Experimental and theoretical study of CePdBi

Abstract

In this paper we present experimental results obtained for CePdBi by means of specific heat, electrical resistivity, magnetization and x-ray photoemission spectroscopy (XPS) measurements as well as fully relativistic band structure calculations. CePdBi crystallizes in MgAgAs structure and exhibits a transition to a magnetically ordered state at TM ≃ 2 K, and a subsequent transition to a superconducting state at TC ≃ 1.3 K. The superconducting phase has a significant critical field of about 1.4 T. The x-ray diffraction, resistivity and magnetic susceptibility data show that CePdBi exhibits significant atomic disorder, which is a typical feature of Heusler alloys.
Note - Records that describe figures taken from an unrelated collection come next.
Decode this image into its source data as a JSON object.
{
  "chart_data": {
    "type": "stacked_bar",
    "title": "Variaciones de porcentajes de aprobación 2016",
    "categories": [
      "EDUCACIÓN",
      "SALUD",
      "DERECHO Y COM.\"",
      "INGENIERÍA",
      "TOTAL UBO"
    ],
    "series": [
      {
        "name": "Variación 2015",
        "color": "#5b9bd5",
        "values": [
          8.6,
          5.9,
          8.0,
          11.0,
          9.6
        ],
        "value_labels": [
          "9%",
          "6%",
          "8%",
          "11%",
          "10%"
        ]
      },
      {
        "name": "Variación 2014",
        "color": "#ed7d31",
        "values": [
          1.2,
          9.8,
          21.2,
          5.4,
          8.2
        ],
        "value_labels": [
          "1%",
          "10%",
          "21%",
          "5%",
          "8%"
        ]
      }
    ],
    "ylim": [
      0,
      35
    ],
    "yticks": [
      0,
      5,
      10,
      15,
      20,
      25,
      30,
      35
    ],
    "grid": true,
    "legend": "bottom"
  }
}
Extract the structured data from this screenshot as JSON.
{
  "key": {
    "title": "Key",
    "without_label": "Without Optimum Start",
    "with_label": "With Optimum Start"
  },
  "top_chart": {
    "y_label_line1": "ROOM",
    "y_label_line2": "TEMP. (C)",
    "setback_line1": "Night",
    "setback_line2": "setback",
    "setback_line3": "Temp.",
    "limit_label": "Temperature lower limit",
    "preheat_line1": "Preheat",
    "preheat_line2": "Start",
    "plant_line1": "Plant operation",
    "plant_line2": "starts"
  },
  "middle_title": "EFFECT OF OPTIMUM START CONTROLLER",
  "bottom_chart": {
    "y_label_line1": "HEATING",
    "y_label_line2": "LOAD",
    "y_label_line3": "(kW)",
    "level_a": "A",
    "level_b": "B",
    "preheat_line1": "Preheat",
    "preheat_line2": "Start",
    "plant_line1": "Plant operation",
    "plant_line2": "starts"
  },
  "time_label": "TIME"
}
It seems that the superconducting transition is caused by part of the disordered phase, which from the Meissner shielding can be estimated to constitute ∼8% of the sample volume. Due to atomic disorder, CePdBi exhibits metamagnetic behavior below TM and spin-glass-like features just above TM. Band structure calculations confirm the magnetic ground state of the CePdBi system and the possibility of formation of a narrow pseudogap near the Fermi level, which can also be seen in resistivity data. The spin–orbit interaction strongly influences the band structure and the shape of the semiconducting gap.